29 ottobre, 2023
Oggi mi torna in mente una storia che mi fa riflettere. Era una tipica serata autunnale a Milano quando ho incontrato Marta su una panchina del parco Sempione. Aveva gli occhi gonfi di pianto, e quel cane birichino di Leo, il mio meticcio, le aveva quasi saltato addosso con la sua solita esuberanza.
“Scusi, signora, Leo è troppo vivace a volte…” dissi cercando di calmare il cane.
Lei si asciugò le lacrime con un sorriso stanco. “No, no, è colpa mia… ero persa nei miei pensieri.”
Così iniziammo a parlare. Marta, una donna elegante nonostante la tristezza, mi raccontò della sua vita. Era nata in una famiglia perbene di Firenze, laureata in Lettere all’Università di Bologna. Ma la vita, si sa, a volte gioca brutti scherzi.

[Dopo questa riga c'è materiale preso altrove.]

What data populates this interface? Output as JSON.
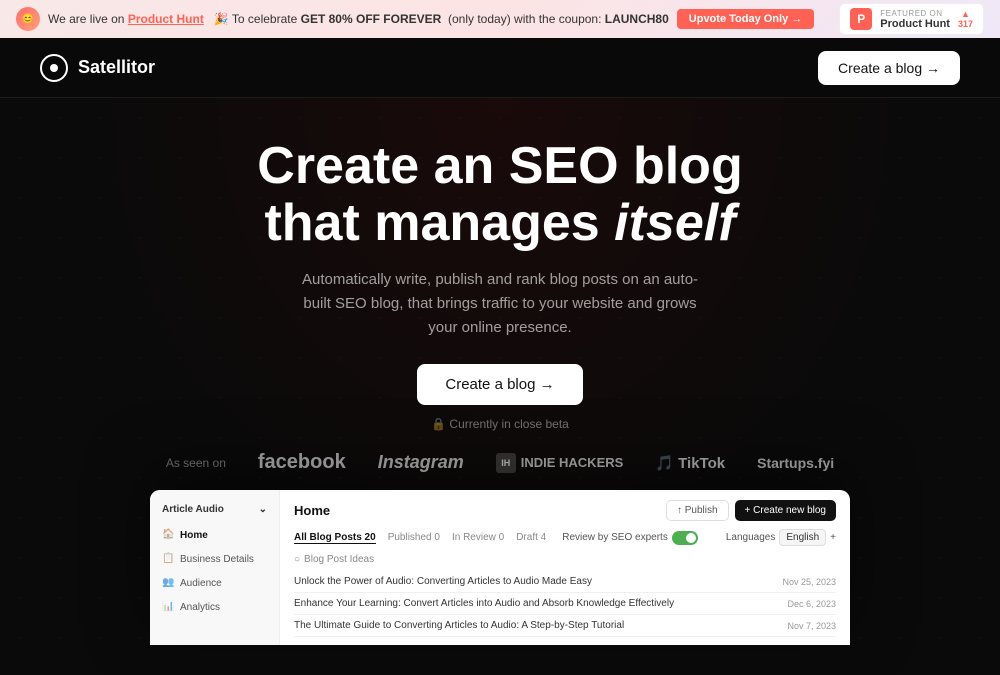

A vent’anni conobbe Luca a una festa universitaria. Lui, un operaio della Fabbrica Pirelli, l’affascinò con quel suo sorriso spensierato. Si sposarono presto, ma dopo la nascita di Matteo, il loro figlio, tutto cambiò. Luca beveva, sprecava lo stipendio in osteria, e lei si ritrovò sola a crescere quel ragazzo che, anno dopo anno, diventava sempre più simile al padre.
“Santo cielo, professoressa, Matteo ha preso di nuovo quattro in matematica e non studia!” Le lamentele dei professori erano continue. E ogni volta Marta si sentiva morire dentro. Aveva provato di tutto: suppliche, minacce, promesse. Niente. Matteo a quindici anni era già svogliato, arrogante, con la stessa passione del padre per il vino e la movida.
“Ma perché non mi ascolti? Vuoi finire come tuo padre?” gli urlava una sera, mentre Luca russava ubriaco sul divano.
“E che c’è di male? Papà campa bene!” rispondeva il ragazzo, scrollando le spalle.
La svolta arrivò quando, tornando dal lavoro all’azienda di moda dove faceva la contabile, trovò Matteo steso nell’ingresso, ubriaco marcio, proprio come Luca vent’anni prima. In quel momento, capì che non poteva più salvarlo.
Fu allora che ci conoscemmo, io e lei. Un caffè al bar vicino, due chiacchiere, e pian piano Marta si aprì. Io, architetto con un passato diverso dal suo, le offrii una via d’uscita. Quando propose di trasferirsi insieme a Roma, accettò senza esitare.
“Guardate ‘sta santarellina! Ha trovato il riccone, eh?” urlò Luca il giorno che Marta se ne andò, mentre Matteo, già mezzo brillo, annuiva ridacchiando.
Ora siamo qui, su questo aereo. Lei fissa il finestrino, pensierosa.
“Ti penti?” le chiedo.
Marta scuote la testa. “No. Mai.”
E io le stringo la mano, sapendo che a volte, per salvare se stessi, bisogna avere il coraggio di voltare pagina.
La lezione? I figli assorbono ciò che vedono, non ciò che gli si dice. E purtroppo, non tutti possono essere salvati.